| Version | Supported |
|---|---|
| 0.1.x | ✅ |
We take the security of tuxtui seriously. If you believe you have found a security vulnerability, please report it to us responsibly.
Please do NOT report security vulnerabilities through public GitHub issues.
Instead, please report them via email to: eshanized@proton.me
Include the following information:
- Type of issue (e.g., buffer overflow, SQL injection, cross-site scripting, etc.)
- Full paths of source file(s) related to the manifestation of the issue
- The location of the affected source code (tag/branch/commit or direct URL)
- Any special configuration required to reproduce the issue
- Step-by-step instructions to reproduce the issue
- Proof-of-concept or exploit code (if possible)
- Impact of the issue, including how an attacker might exploit it
- You will receive an acknowledgment within 48 hours
- We will investigate and provide updates on our progress
- We will work with you to understand and resolve the issue
- We will credit you in any public disclosure (unless you prefer to remain anonymous)

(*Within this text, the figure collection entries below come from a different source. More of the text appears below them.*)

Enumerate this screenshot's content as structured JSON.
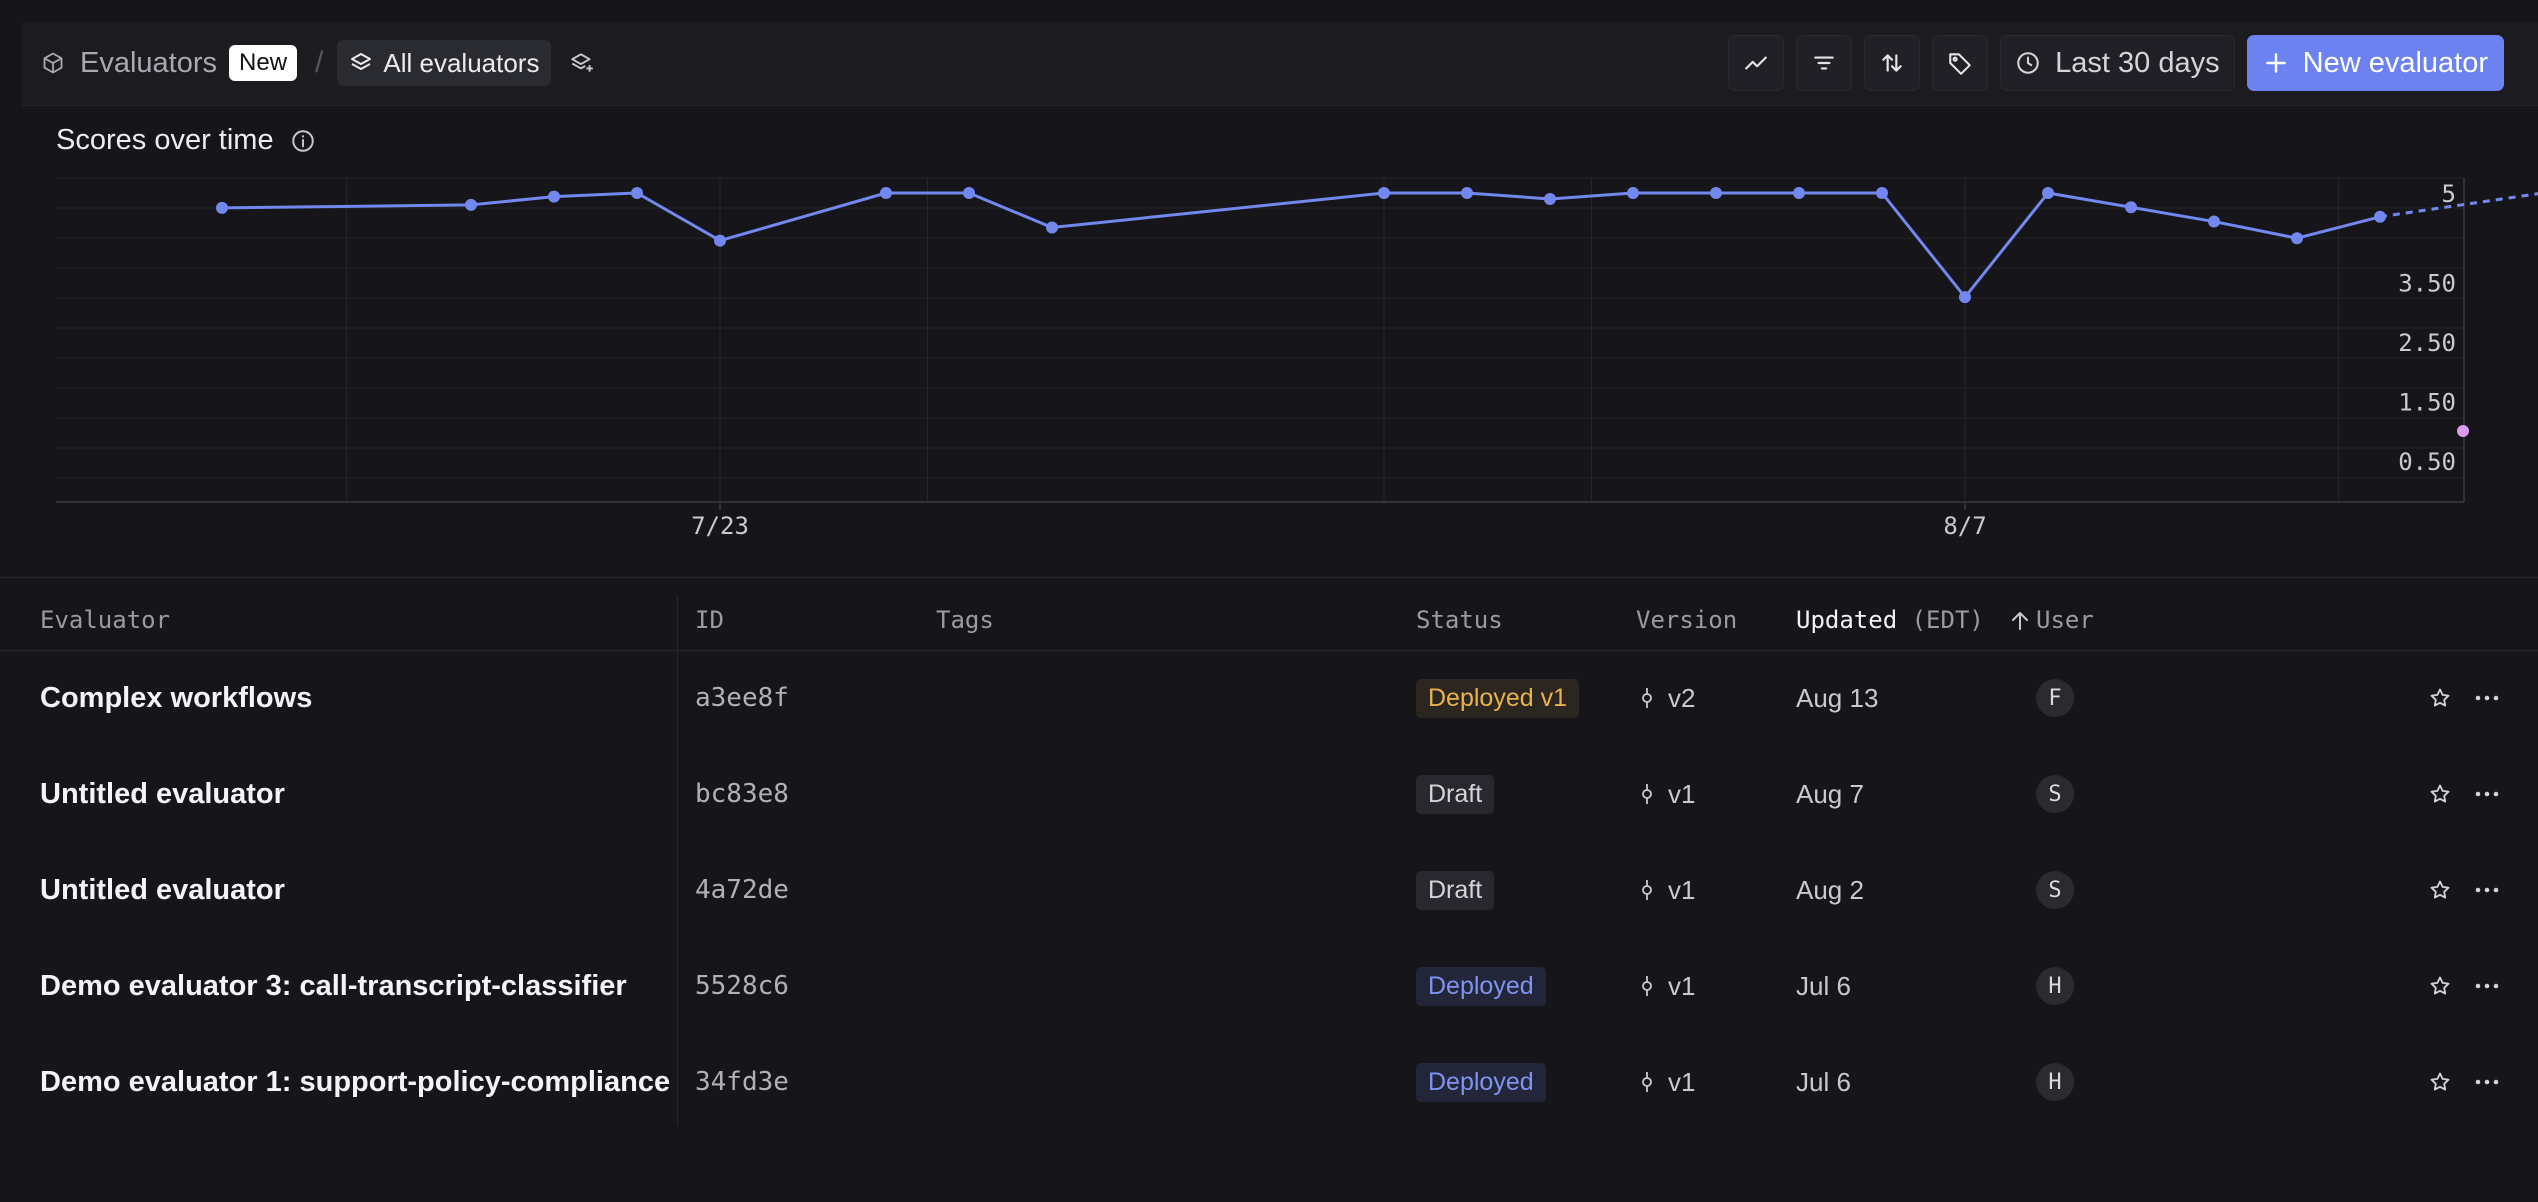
{
  "header": {
    "breadcrumb_root": "Evaluators",
    "new_badge": "New",
    "separator": "/",
    "view_label": "All evaluators",
    "date_range": "Last 30 days",
    "new_evaluator": "New evaluator"
  },
  "icons": {
    "root": "cube-icon",
    "view": "layers-icon",
    "view_edit": "layers-plus-icon",
    "toolbar": [
      "line-chart-icon",
      "filter-icon",
      "sort-icon",
      "tag-icon"
    ],
    "date": "clock-icon",
    "add": "plus-icon",
    "row_actions": [
      "star-icon",
      "more-icon"
    ]
  },
  "colors": {
    "accent": "#6b82f0",
    "series": "#7288ee",
    "outlier": "#d99af0",
    "deployed_v1": "#e8b24e",
    "deployed": "#7f93f3"
  },
  "chart_title": "Scores over time",
  "chart_data": {
    "type": "line",
    "title": "Scores over time",
    "x_tick_labels": [
      "7/23",
      "8/7"
    ],
    "y_tick_labels": [
      "5",
      "3.50",
      "2.50",
      "1.50",
      "0.50"
    ],
    "ylim": [
      0,
      5
    ],
    "grid": true,
    "series": [
      {
        "values": [
          4.75,
          4.8,
          4.94,
          5.0,
          4.2,
          5.0,
          5.0,
          4.42,
          5.0,
          5.0,
          4.9,
          5.0,
          5.0,
          5.0,
          5.0,
          3.25,
          5.0,
          4.76,
          4.52,
          4.24,
          4.6
        ],
        "x_index": [
          1,
          4,
          5,
          6,
          7,
          9,
          10,
          11,
          15,
          16,
          17,
          18,
          19,
          20,
          21,
          22,
          23,
          24,
          25,
          26,
          27
        ],
        "projection": {
          "from_index": 27,
          "to_index": 28.96,
          "from_value": 4.6,
          "to_value": 5.0
        }
      }
    ],
    "outlier": {
      "x_index": 28,
      "value": 1.0
    },
    "x_tick_index": [
      7,
      22
    ]
  },
  "table": {
    "columns": {
      "evaluator": "Evaluator",
      "id": "ID",
      "tags": "Tags",
      "status": "Status",
      "version": "Version",
      "updated": "Updated",
      "updated_tz": "(EDT)",
      "user": "User"
    },
    "rows": [
      {
        "name": "Complex workflows",
        "id": "a3ee8f",
        "status": "Deployed v1",
        "version": "v2",
        "updated": "Aug 13",
        "user": "F"
      },
      {
        "name": "Untitled evaluator",
        "id": "bc83e8",
        "status": "Draft",
        "version": "v1",
        "updated": "Aug 7",
        "user": "S"
      },
      {
        "name": "Untitled evaluator",
        "id": "4a72de",
        "status": "Draft",
        "version": "v1",
        "updated": "Aug 2",
        "user": "S"
      },
      {
        "name": "Demo evaluator 3: call-transcript-classifier",
        "id": "5528c6",
        "status": "Deployed",
        "version": "v1",
        "updated": "Jul 6",
        "user": "H"
      },
      {
        "name": "Demo evaluator 1: support-policy-compliance",
        "id": "34fd3e",
        "status": "Deployed",
        "version": "v1",
        "updated": "Jul 6",
        "user": "H"
      }
    ]
  }
}
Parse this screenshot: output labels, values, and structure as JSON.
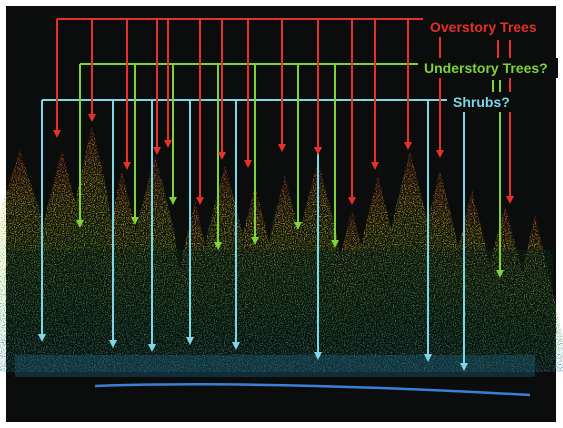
{
  "legend": {
    "overstory": {
      "label": "Overstory Trees",
      "color": "#e8302a"
    },
    "understory": {
      "label": "Understory Trees?",
      "color": "#7ed23a"
    },
    "shrubs": {
      "label": "Shrubs?",
      "color": "#7fd6e6"
    }
  },
  "background_color": "#0a0d0b"
}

We support safe harbor for security researchers:
- We will not pursue legal action against you for good faith security research
- We will work with you to understand and resolve the issue
- We will not disclose your personal information without your consent
Security updates will be released as patch versions and documented in:
- CHANGELOG.md
- GitHub Security Advisories
- Crates.io release notes
- Always use the latest stable version
- Review the CHANGELOG for security updates
- Follow security best practices in your own code
- Be cautious when using unstable features
- Report any suspicious behavior
tuxtui forbids unsafe code (#![forbid(unsafe_code)]) to minimize security risks. Any exception must be:
- Absolutely necessary
- Thoroughly reviewed
- Well-documented
- Covered by tests
Thank you for helping keep tuxtui and its users safe!